The equivalent annual annuity approach (EAA) is a method for comparing investments with different cash flow streams. It is used to determine which investment has the higher present value. The EAA is calculated by finding the annual annuity that has the same present value as the investment.

The EAA is a useful tool for comparing investments with different cash flow streams because it allows investors to compare the investments on a like-for-like basis. The EAA can also be used to compare investments with different risk profiles.

To calculate the EAA, you first need to find the present value of the investment. This can be done using the following formula:

Present value = \frac{Future value}{(1 + interest rate)^n}

where:

* Present value is the value of the investment today

* Future value is the value of the investment in the future

* Interest rate is the rate of interest that is used to discount the future value

* n is the number of years until the investment matures

Once you have the present value of the investment, you can find the EAA by dividing the present value by the number of years until the investment matures.

EAA = \frac{Present value}{Number of years}

The EAA is a useful tool for comparing investments with different cash flow streams.
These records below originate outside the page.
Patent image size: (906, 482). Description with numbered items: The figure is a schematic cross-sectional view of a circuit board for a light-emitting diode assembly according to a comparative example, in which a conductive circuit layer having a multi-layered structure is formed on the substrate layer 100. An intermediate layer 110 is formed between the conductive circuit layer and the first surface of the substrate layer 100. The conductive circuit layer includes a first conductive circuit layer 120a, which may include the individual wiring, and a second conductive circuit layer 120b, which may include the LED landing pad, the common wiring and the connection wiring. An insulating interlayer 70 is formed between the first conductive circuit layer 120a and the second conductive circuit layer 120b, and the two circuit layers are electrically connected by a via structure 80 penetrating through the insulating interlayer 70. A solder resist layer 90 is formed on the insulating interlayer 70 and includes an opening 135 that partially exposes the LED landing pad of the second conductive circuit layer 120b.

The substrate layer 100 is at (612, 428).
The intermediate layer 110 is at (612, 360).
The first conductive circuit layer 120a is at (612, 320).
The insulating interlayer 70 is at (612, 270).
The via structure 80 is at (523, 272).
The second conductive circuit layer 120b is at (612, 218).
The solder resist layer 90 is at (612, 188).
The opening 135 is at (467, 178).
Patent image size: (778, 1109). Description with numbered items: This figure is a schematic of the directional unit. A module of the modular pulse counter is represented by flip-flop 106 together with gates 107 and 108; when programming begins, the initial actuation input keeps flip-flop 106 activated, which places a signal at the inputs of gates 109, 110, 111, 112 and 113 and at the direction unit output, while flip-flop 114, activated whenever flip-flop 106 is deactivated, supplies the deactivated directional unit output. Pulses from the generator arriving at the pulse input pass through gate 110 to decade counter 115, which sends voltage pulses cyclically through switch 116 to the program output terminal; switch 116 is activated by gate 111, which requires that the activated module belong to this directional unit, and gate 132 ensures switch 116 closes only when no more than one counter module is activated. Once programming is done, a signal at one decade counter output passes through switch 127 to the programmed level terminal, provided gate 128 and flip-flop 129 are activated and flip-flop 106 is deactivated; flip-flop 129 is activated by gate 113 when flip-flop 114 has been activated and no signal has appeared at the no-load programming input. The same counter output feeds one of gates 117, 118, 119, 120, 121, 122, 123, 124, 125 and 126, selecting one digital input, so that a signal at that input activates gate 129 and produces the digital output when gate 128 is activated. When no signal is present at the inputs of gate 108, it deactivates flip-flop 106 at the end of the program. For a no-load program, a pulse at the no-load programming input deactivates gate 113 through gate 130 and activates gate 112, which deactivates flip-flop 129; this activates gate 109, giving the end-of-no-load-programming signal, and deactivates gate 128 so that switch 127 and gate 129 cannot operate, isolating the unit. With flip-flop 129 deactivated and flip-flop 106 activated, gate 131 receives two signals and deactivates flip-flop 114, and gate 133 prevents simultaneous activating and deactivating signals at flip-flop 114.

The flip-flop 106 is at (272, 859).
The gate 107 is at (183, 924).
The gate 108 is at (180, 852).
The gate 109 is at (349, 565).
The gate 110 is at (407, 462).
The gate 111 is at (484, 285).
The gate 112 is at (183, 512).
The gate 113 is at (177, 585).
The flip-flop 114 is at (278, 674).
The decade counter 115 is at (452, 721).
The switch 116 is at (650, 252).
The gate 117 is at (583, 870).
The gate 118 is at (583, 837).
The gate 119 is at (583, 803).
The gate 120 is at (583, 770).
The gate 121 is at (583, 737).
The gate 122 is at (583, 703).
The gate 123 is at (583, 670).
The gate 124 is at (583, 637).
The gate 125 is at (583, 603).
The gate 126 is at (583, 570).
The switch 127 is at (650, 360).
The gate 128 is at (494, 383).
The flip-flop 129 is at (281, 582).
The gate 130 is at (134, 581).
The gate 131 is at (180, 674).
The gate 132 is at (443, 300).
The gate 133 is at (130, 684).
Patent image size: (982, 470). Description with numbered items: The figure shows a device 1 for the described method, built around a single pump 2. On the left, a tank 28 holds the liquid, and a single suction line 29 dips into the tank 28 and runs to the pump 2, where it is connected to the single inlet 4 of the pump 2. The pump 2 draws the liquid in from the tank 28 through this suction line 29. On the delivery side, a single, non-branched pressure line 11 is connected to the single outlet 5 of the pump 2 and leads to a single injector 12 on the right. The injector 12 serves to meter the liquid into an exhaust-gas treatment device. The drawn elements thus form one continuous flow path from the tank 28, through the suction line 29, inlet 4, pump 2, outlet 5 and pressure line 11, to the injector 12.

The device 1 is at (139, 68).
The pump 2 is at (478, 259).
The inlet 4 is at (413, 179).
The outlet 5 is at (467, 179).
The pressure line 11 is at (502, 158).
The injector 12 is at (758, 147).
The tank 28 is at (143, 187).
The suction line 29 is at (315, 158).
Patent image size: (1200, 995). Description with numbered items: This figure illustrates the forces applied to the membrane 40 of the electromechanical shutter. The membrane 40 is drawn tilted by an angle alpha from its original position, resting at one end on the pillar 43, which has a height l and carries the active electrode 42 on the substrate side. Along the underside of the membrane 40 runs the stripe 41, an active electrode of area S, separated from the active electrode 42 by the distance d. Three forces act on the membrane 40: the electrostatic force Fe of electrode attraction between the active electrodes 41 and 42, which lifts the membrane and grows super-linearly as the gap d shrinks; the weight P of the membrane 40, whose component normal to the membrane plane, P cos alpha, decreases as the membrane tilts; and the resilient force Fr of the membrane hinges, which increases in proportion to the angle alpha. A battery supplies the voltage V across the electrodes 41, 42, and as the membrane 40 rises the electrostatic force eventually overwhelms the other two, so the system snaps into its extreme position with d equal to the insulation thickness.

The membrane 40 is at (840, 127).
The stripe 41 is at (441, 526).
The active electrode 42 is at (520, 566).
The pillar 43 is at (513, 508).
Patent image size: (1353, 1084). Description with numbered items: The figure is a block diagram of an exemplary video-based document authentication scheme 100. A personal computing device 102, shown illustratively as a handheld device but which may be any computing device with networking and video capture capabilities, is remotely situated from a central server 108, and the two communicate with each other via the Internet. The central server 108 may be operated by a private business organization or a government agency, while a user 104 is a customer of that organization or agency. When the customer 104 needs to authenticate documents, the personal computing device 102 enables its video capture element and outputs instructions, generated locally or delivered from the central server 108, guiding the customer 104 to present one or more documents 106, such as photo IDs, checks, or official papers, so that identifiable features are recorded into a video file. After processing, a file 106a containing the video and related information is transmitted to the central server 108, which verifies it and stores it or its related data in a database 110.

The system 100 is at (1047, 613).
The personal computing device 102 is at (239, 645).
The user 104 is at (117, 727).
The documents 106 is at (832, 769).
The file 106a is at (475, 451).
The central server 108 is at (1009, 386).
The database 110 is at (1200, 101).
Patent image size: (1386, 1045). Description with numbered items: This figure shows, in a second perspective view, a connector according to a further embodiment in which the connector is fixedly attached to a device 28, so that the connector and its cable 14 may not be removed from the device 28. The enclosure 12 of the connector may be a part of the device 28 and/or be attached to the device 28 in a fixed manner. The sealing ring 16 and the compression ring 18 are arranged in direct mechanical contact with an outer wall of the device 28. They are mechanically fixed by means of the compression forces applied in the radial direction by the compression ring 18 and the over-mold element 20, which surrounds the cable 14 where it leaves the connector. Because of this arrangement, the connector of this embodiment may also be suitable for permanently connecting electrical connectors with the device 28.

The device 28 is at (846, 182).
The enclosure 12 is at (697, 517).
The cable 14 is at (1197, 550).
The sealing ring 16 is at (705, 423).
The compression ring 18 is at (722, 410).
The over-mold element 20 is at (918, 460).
It can be used to determine which investment has the higher present value and to compare investments with different risk profiles.

The EAA is a useful tool for comparing investments with different cash flow streams because it allows investors to compare the investments on a like-for-like basis. The EAA can also be used to compare investments with different risk profiles.

To calculate the EAA, you first need to find the present value of the investment. This can be done using the following formula:

Present value = \frac{Future value}{(1 + interest rate)^n}

where:

* Present value is the value of the investment today

* Future value is the value of the investment in the future

* Interest rate is the rate of interest that is used to discount the future value

* n is the number of years until the investment matures

Once you have the present value of the investment, you can find the EAA by dividing the present value by the number of years until the investment matures.

EAA = \frac{Present value}{Number of years}

The EAA is a useful tool for comparing investments with different cash flow streams. It can be used to determine which investment has the higher present value and to compare investments with different risk profiles.